Fig. 10 ▸ shows scattering data of AgBeh collected at a very short detection distance L _D = 1.3 m with λ = 4.72 Å in conventional (Δλ/λ = 20%) and TOF modes. The chopper settings were chosen to correspond to the configurations (slit opening window) in Figs. S5 and S7. The chopper frequency was in these cases f _chopper = 35.4 and 41.2 Hz, while the expected wavelength spread was Δλ/λ_aim = 5.8 and 13.4%, respectively. Following a similar procedure to that used by Grillo (2008 ▸), the experimental curves were fitted simultaneously with fixed parameters, either known from SAXS measurements (peak position and width) or calculated (σ_geo), and Δλ/λ as fitting parameter for each configuration. The model curves describing the experimental data delivered for the wavelength spread Δλ/λ the values 19.3, 13.1 and 7%, respectively, which are in good agreement with the expected results.

Figure 10.

SANS data of the AgBeh reference sample measured at KWS-2 in conventional (black) and TOF (red and blue) modes for different Δλ/λ_aim.

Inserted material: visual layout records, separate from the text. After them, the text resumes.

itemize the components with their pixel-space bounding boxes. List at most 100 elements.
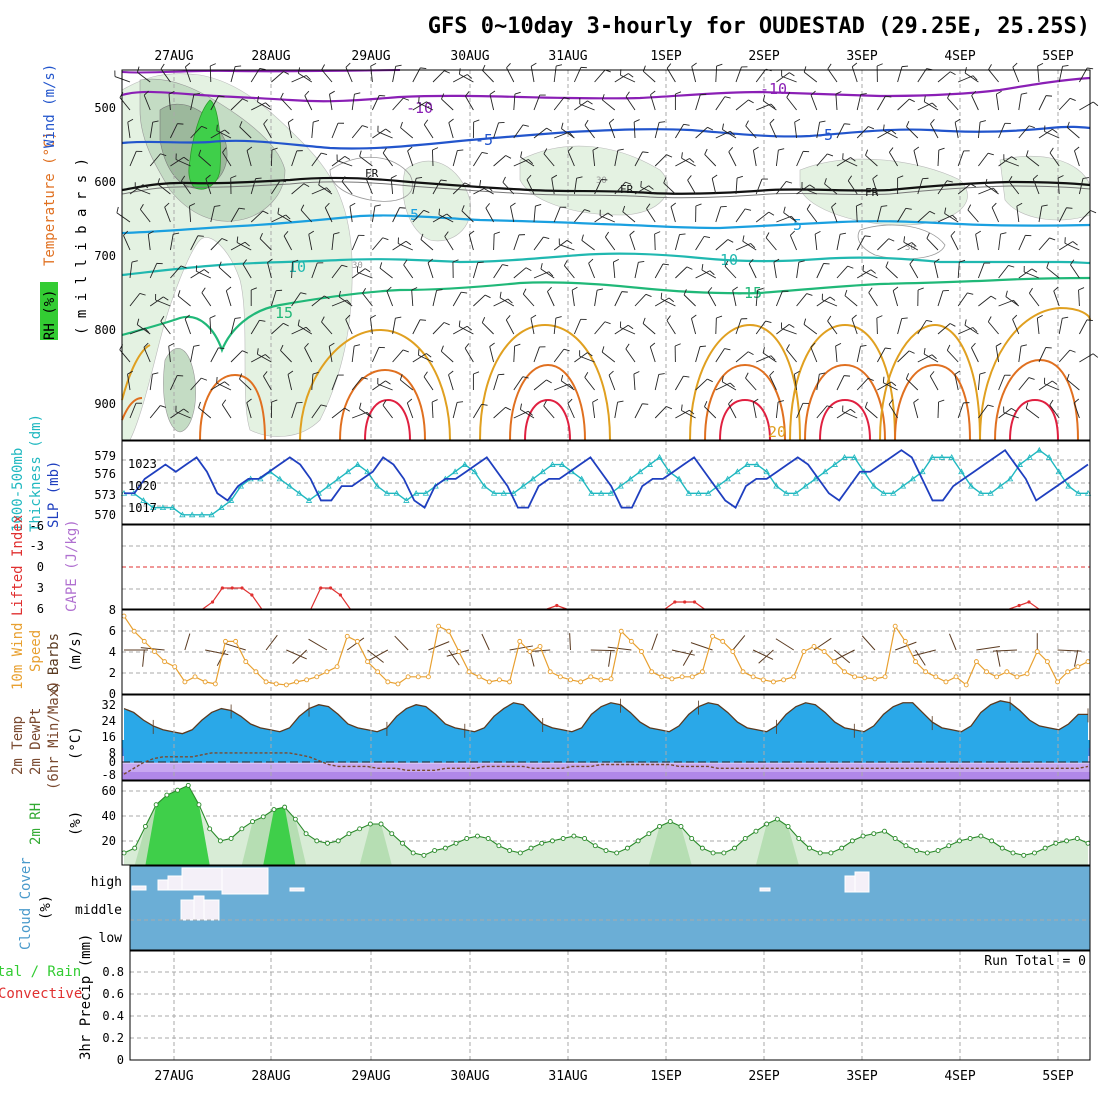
wind-barb bbox=[357, 271, 373, 279]
wind-barb bbox=[856, 269, 872, 279]
wind-barb bbox=[998, 156, 1012, 167]
thickness-point bbox=[179, 511, 186, 518]
wind-barb-flag bbox=[366, 411, 372, 418]
thickness-point bbox=[919, 468, 926, 475]
wind-barb-flag bbox=[426, 101, 432, 106]
wind-barb-flag bbox=[769, 370, 775, 376]
wind-barb-flag bbox=[308, 230, 315, 235]
wind-barb-flag bbox=[222, 147, 227, 153]
wind-barb bbox=[573, 178, 578, 195]
wind-barb bbox=[998, 265, 1009, 279]
wind-barb-flag bbox=[313, 119, 320, 123]
wind-barb bbox=[695, 346, 701, 363]
wind-barb-flag bbox=[929, 210, 936, 215]
wind-barb-flag bbox=[1046, 262, 1050, 269]
wind-barb bbox=[786, 349, 797, 363]
precip-y-axis: 0.8 0.6 0.4 0.2 0 bbox=[102, 965, 124, 1067]
wind-barb-flag bbox=[979, 120, 986, 123]
wind-barb-flag bbox=[143, 90, 149, 96]
wind-barb bbox=[300, 209, 313, 223]
wind-barb-flag bbox=[461, 291, 468, 294]
wind-barb-flag bbox=[923, 95, 926, 102]
wind-barb-flag bbox=[835, 343, 842, 347]
date-tick-label: 29AUG bbox=[351, 49, 390, 64]
wind-barb-flag bbox=[324, 202, 330, 208]
rh-point bbox=[935, 848, 941, 853]
y-tick-label: 570 bbox=[94, 508, 116, 522]
wind-barb bbox=[856, 346, 861, 363]
temp-contour-minus10 bbox=[121, 76, 1091, 103]
thickness-point bbox=[1016, 461, 1024, 467]
wind-barb-flag bbox=[752, 398, 759, 403]
wind-barb-flag bbox=[203, 269, 210, 274]
wind-barb-flag bbox=[608, 370, 614, 376]
wind-barb-flag bbox=[659, 121, 666, 123]
wind-barb bbox=[715, 130, 731, 139]
wind-speed-point bbox=[324, 669, 330, 675]
wind-barb bbox=[230, 241, 246, 251]
wind-barb-flag bbox=[522, 124, 529, 127]
cloud-cover-label: Cloud Cover bbox=[18, 857, 34, 950]
wind-barb bbox=[701, 269, 717, 279]
wind-speed-point bbox=[781, 677, 787, 683]
rh-point bbox=[582, 836, 588, 841]
wind-barb bbox=[915, 649, 926, 666]
wind-barb-flag bbox=[810, 90, 816, 96]
rh-point bbox=[367, 821, 373, 827]
wind-barb bbox=[372, 237, 384, 251]
wind-barb bbox=[210, 238, 223, 251]
wind-barb-flag bbox=[341, 264, 348, 268]
date-tick-label: 3SEP bbox=[846, 49, 877, 64]
wind-barb bbox=[149, 263, 158, 279]
wind-barb-flag bbox=[354, 92, 361, 95]
wind-barb bbox=[196, 270, 211, 279]
wind-barb-flag bbox=[152, 120, 159, 123]
wind-barb bbox=[190, 269, 205, 279]
wind-barb bbox=[1079, 353, 1094, 363]
wind-barb-flag bbox=[601, 346, 605, 353]
wind-barb bbox=[448, 374, 454, 391]
rh-point bbox=[882, 828, 887, 834]
wind-barb-flag bbox=[487, 186, 493, 192]
wind-speed-point bbox=[973, 659, 979, 665]
wind-barb bbox=[236, 242, 252, 251]
thickness-point bbox=[929, 454, 936, 460]
date-tick-label: 27AUG bbox=[154, 1069, 193, 1084]
wind-barb-flag bbox=[587, 352, 593, 357]
wind-barb bbox=[663, 182, 676, 195]
wind-barb bbox=[654, 154, 667, 167]
upper-side-labels: RH (%) Temperature (°C) Wind (m/s) ( m i… bbox=[40, 64, 90, 340]
wind-barb-flag bbox=[288, 118, 294, 123]
wind-barb bbox=[755, 178, 763, 195]
wind-barb bbox=[441, 98, 454, 111]
wind-barb-flag bbox=[1087, 67, 1094, 70]
rh-point bbox=[1074, 836, 1080, 841]
wind-barb bbox=[715, 65, 718, 83]
wind-barb bbox=[287, 374, 293, 391]
wind-barb-flag bbox=[300, 204, 305, 211]
wind-barb bbox=[304, 347, 313, 363]
wind-barb-flag bbox=[597, 288, 604, 291]
wind-barb-flag bbox=[1057, 175, 1064, 179]
wind-barb-flag bbox=[1069, 349, 1076, 353]
wind-barb bbox=[1057, 178, 1060, 195]
rh-point bbox=[807, 845, 812, 851]
wind-barb-flag bbox=[326, 187, 332, 193]
wind-barb bbox=[473, 294, 486, 307]
thickness-point bbox=[286, 482, 293, 489]
wind-barb bbox=[139, 209, 151, 223]
wind-barb bbox=[205, 178, 212, 195]
wind-barb bbox=[728, 151, 737, 167]
rh-point bbox=[689, 836, 695, 841]
cloud-fill bbox=[130, 866, 1090, 950]
wind-barb bbox=[588, 262, 596, 279]
wind-barb-flag bbox=[901, 317, 908, 319]
wind-barb-flag bbox=[1028, 287, 1033, 294]
rh-point bbox=[614, 850, 620, 856]
wind-barb bbox=[822, 299, 838, 307]
wind-barb-flag bbox=[567, 398, 573, 404]
thickness-point bbox=[559, 461, 566, 467]
wind-speed-point bbox=[821, 649, 827, 654]
wind-barb bbox=[291, 183, 305, 195]
thickness-point bbox=[831, 461, 839, 467]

Only data recorded in the central TOF channel are shown.

5.3. Opal  

Fig. 11 ▸ shows the scattering curves measured on precious opal, a system which gives rise to intensity maxima at very small scattering angles due to Bragg reflections from the closest packed non-crystalline silica spheres (Graetsch & Ibel, 1997 ▸). The measurements were carried out with a neutron wavelength λ = 10 Å at a detection distance L _D = 20 m again in conventional (Δλ/λ = 20%) and TOF modes. In TOF mode the chopper configuration (slit opening width) was chosen as in Fig. 10 ▸ for a chopper frequency f _chopper = 9.7 Hz. While in conventional mode two broad peaks are revealed, in TOF mode up to seven peaks can be identified. The relation between the peak positions corresponds to a face-centred cubic (FCC) lattice characterizing the opal sample.

Figure 11.

SANS curves of opal reference sample measured at KWS-2 in conventional (red) and TOF (blue) modes for different Δλ/λ_aim. Only data recorded in the central TOF channel are shown. The arrows indicate the positions of the peaks observed in the TOF data, which denote an FCC arrangement of silica spheres in opal.

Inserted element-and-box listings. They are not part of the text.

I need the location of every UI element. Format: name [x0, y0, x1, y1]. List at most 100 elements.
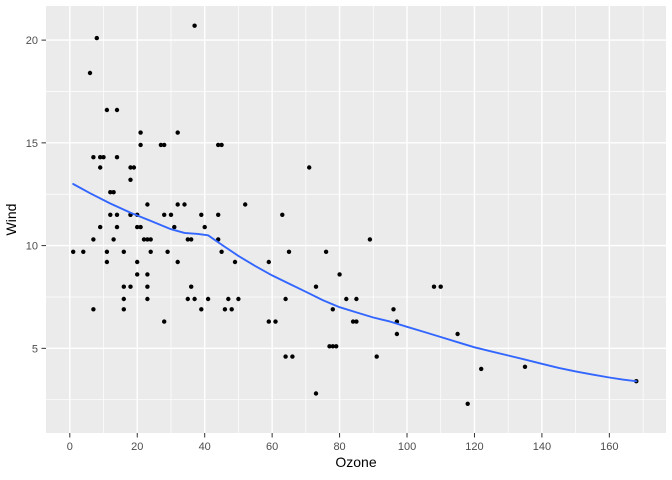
data-point: [286, 249, 292, 254]
x-tick-label: 0: [67, 441, 73, 453]
data-point: [104, 107, 110, 113]
data-point: [114, 212, 120, 217]
data-point: [121, 284, 127, 289]
data-point: [283, 354, 288, 359]
data-point: [145, 284, 150, 289]
data-point: [135, 224, 140, 230]
data-point: [465, 401, 470, 406]
data-point: [243, 202, 248, 207]
grid-minor: [46, 6, 666, 433]
data-point: [232, 259, 238, 265]
data-point: [344, 296, 349, 302]
data-point: [313, 391, 319, 396]
y-axis-title: Wind: [3, 204, 19, 236]
data-point: [283, 296, 288, 302]
data-point: [236, 296, 241, 302]
data-point: [111, 237, 116, 242]
data-point: [216, 142, 221, 148]
data-point: [145, 272, 150, 277]
data-point: [104, 259, 110, 265]
data-point: [327, 344, 332, 349]
axis-tick-marks: [41, 39, 610, 438]
data-point: [128, 165, 133, 170]
data-point: [162, 212, 167, 217]
data-points: [71, 23, 639, 406]
data-point: [313, 284, 319, 289]
data-point: [114, 155, 120, 160]
data-point: [108, 212, 113, 217]
data-point: [354, 319, 359, 324]
data-point: [189, 284, 194, 289]
data-point: [192, 296, 197, 302]
y-tick-label: 15: [26, 138, 38, 150]
y-tick-label: 5: [32, 343, 38, 355]
data-point: [330, 307, 335, 312]
data-point: [148, 237, 153, 242]
data-point: [202, 224, 207, 230]
data-point: [138, 130, 143, 135]
data-point: [330, 344, 335, 349]
data-point: [138, 142, 143, 148]
y-tick-labels: 5 10 15 20: [26, 35, 38, 355]
data-point: [391, 307, 396, 312]
data-point: [131, 165, 137, 170]
y-tick-label: 20: [26, 35, 38, 47]
data-point: [135, 259, 140, 265]
data-point: [189, 237, 194, 242]
data-point: [98, 224, 103, 230]
data-point: [128, 284, 133, 289]
data-point: [337, 272, 342, 277]
data-point: [87, 70, 93, 76]
x-tick-label: 60: [266, 441, 278, 453]
data-point: [350, 319, 356, 324]
panel-background: [46, 6, 666, 433]
x-tick-label: 80: [333, 441, 345, 453]
x-tick-label: 120: [465, 441, 483, 453]
data-point: [229, 307, 234, 312]
data-point: [121, 249, 127, 254]
data-point: [175, 259, 180, 265]
data-point: [280, 212, 285, 217]
data-point: [367, 237, 373, 242]
data-point: [199, 212, 204, 217]
data-point: [145, 296, 150, 302]
data-point: [162, 319, 167, 324]
y-tick-label: 10: [26, 241, 38, 253]
x-tick-label: 160: [600, 441, 618, 453]
data-point: [479, 366, 484, 372]
data-point: [108, 190, 113, 195]
data-point: [165, 249, 170, 254]
data-point: [266, 319, 271, 324]
data-point: [219, 249, 224, 254]
data-point: [121, 307, 127, 312]
data-point: [81, 249, 86, 254]
data-point: [182, 202, 187, 207]
data-point: [158, 142, 164, 148]
data-point: [175, 130, 180, 135]
data-point: [199, 307, 204, 312]
data-point: [91, 307, 96, 312]
x-tick-label: 140: [533, 441, 551, 453]
data-point: [98, 165, 103, 170]
data-point: [222, 307, 228, 312]
data-point: [91, 155, 96, 160]
data-point: [219, 142, 224, 148]
data-point: [226, 296, 231, 302]
data-point: [168, 212, 174, 217]
data-point: [323, 249, 329, 254]
data-point: [111, 190, 116, 195]
data-point: [205, 296, 211, 302]
x-axis-title: Ozone: [335, 454, 376, 470]
data-point: [91, 237, 96, 242]
x-tick-label: 40: [199, 441, 211, 453]
data-point: [121, 296, 127, 302]
data-point: [141, 237, 147, 242]
data-point: [114, 107, 120, 113]
data-point: [455, 331, 460, 337]
data-point: [162, 142, 167, 148]
data-point: [104, 249, 110, 254]
data-point: [266, 259, 271, 265]
data-point: [175, 202, 180, 207]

5.4. Diblock copolymer micelles  

The ordering structure of star-like C₂₈H₅₇–PEO5 polymer micelles in D₂O was investigated at a high polymer volume fraction (12%) in conventional (Δλ/λ = 20%) and TOF mode (Fig. 12 ▸). Three broad peaks were observed in the data collected in conventional mode, while the high resolution revealed an underlying fine structure of the peaks that enables the explicit identification of the crystalline phase (FCC) formed by the micelles in solution.

Figure 12.

SANS curves of the C₂₈H₅₇–PEO5 polymer micelles in D₂O measured at KWS-2 for different L _C–L _D configurations in conventional (black) and TOF (red, blue and green) modes for different Δλ/λ_aim. Only data recorded in the central TOF channel are shown.

6. Conclusion  

In this paper we have shown how the variation of the experimental resolution is performed at the high-intensity/extended Q-range SANS diffractometer KWS-2 by using a double-disc chopper with a variable opening slit window in concert with a velocity selector and data acquisition in TOF mode. The new option enables the possibility of tuning at will the wavelength resolution Δλ/λ within a broad range, from 20% (standard) down to 2%, in a convenient and safe way following pre-planned or spontaneous decisions taken during the experiment. The approach is of special value for the study of crystallizable soft-matter and biological systems or morphologies characterized by low polydispersity. This novel way to use the time-of-flight technique in conjunction with a traditional velocity selector represents an optimal solution considering the advanced goals of the experimentalists (adjustable wavelength resolution and manoeuvrability) and the severe predefined space conditions (tight beamline layout of KWS-2, lack of space, predefined selector environment – in the middle of the S-guide, increased safety requirements). Because of this, any other method capable of leading to the same result was dismissed from the very beginning.